Using NVIDIA cuQuantum allows you to easily accelerate the applications you have created so far with IBM's Qiskit. There are two ways to do this, and I would like to go through them one by one. It's very easy, so anyone with a GPU can easily run it using cuQuantum and IBM's Qiskit. There may be some difficulties with installation, so I look forward to improvements in this area. Let's take a look.

The method differs a little for each, so I'll explain them. The former is purely an extension of what we've done so far, while the latter is a completely new simulator with a completely different usage. If you're not familiar, please use the former.

cuStateVec

This is a state vector simulator for quantum computers, which has been accelerated with a GPU. Therefore, many quantum computer applications can be accelerated without significant changes using this method. As it only involves changing the backend on which the application runs, and not major changes to the application itself, many people utilize this method.

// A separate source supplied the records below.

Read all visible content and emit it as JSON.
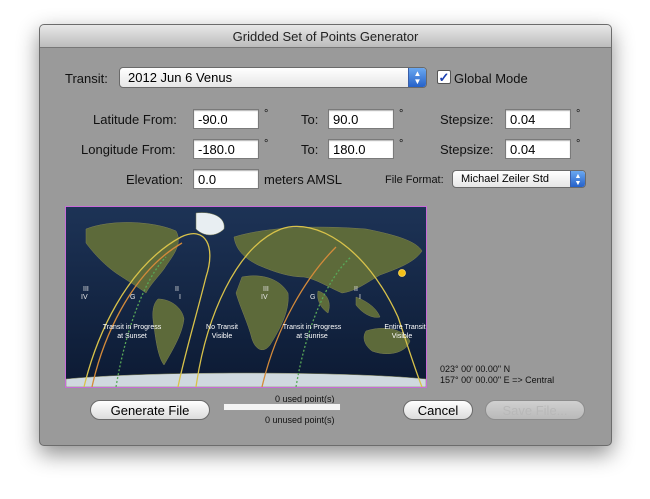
{
  "window": {
    "title": "Gridded Set of Points Generator"
  },
  "transit": {
    "label": "Transit:",
    "value": "2012 Jun 6 Venus"
  },
  "global_mode": {
    "label": "Global Mode",
    "checked": true
  },
  "latitude": {
    "label": "Latitude From:",
    "from": "-90.0",
    "to_label": "To:",
    "to": "90.0",
    "unit": "°",
    "step_label": "Stepsize:",
    "step": "0.04"
  },
  "longitude": {
    "label": "Longitude From:",
    "from": "-180.0",
    "to_label": "To:",
    "to": "180.0",
    "unit": "°",
    "step_label": "Stepsize:",
    "step": "0.04"
  },
  "elevation": {
    "label": "Elevation:",
    "value": "0.0",
    "unit": "meters AMSL"
  },
  "file_format": {
    "label": "File Format:",
    "value": "Michael Zeiler Std"
  },
  "map": {
    "labels": {
      "sunset": [
        "Transit in Progress",
        "at Sunset"
      ],
      "no_transit": [
        "No Transit",
        "Visible"
      ],
      "sunrise": [
        "Transit in Progress",
        "at Sunrise"
      ],
      "entire": [
        "Entire Transit",
        "Visible"
      ]
    },
    "contacts": [
      "III",
      "IV",
      "G",
      "II",
      "I",
      "III",
      "IV",
      "G",
      "II",
      "I"
    ]
  },
  "coordinates": {
    "lat": "023° 00' 00.00\" N",
    "lon": "157° 00' 00.00\" E => Central"
  },
  "buttons": {
    "generate": "Generate File",
    "cancel": "Cancel",
    "save": "Save File..."
  },
  "status": {
    "used": "0 used point(s)",
    "unused": "0 unused point(s)"
  },
  "progress": {
    "fraction": 0
  }
}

As long as cuQuantum, qiskit, and qiskit-aer-gpu are correctly installed, you can run it using only the qiskit library without having to load anything on the cuQuantum side.

import numpy as np
from qiskit import QuantumCircuit
from qiskit_aer import AerSimulator

#parepare circuit
circ = QuantumCircuit(2)

#apply gate
circ.h(0)
circ.cx(0, 1)
circ.measure_all()

#check the circuit
circ.draw()

#execute with CPU
sim_cpu = AerSimulator(method='statevector', device='CPU')

The above method uses traditional CPUs.

%%time
result_cpu = sim_cpu.run(circ).result()
result_cpu.get_counts()

CPU times: user 3.27 ms, sys: 0 ns, total: 3.27 ms
Wall time: 2.91 ms
[2]:{'11': 520, '00': 504}

In case you are using a GPU, all you have to do is set the device to GPU and cuStateVec_enable to True.

#change backend to cuStateVec
sim_gpu = AerSimulator(method='statevector', device="GPU", cuStateVec_enable=True)

%%time
result_gpu = sim_gpu.run(circ).result()
result_gpu.get_counts()

CPU times: user 546 ms, sys: 237 ms, total: 782 ms
Wall time: 776 ms
[4]:{'00': 499, '11': 525}

For smaller problems, the overhead of the GPU may make it slower, but for larger problems, it will be accelerated.

cuTensorNet

This method is a bit different. First, you convert the Qiskit circuit for cuTensorNet, and then compute that quantum circuit with cuTensorNet. Applications created with Qiskit can be easily converted, so if you can convert them, you can calculate as is. I don't think you can calculate very deep circuits. Since you need to load and convert the entire circuit, you will need knowledge of tensor networks.

from cuquantum import CircuitToEinsum, contract
from qiskit import QuantumCircuit, QuantumRegister
from qiskit.quantum_info import Statevector

qc = QuantumCircuit(2)
qc.h(0)
qc.cx(0, 1)
converter = CircuitToEinsum(qc)
expr, operands = converter.amplitude('00')
amp = contract(expr, *operands)
print(amp)
qc.draw()

(0.7071067811865475+0j)

How did you find it? It was easy to compute, wasn't it? Let's continue to make full use of the GPU for quantum computing in the future.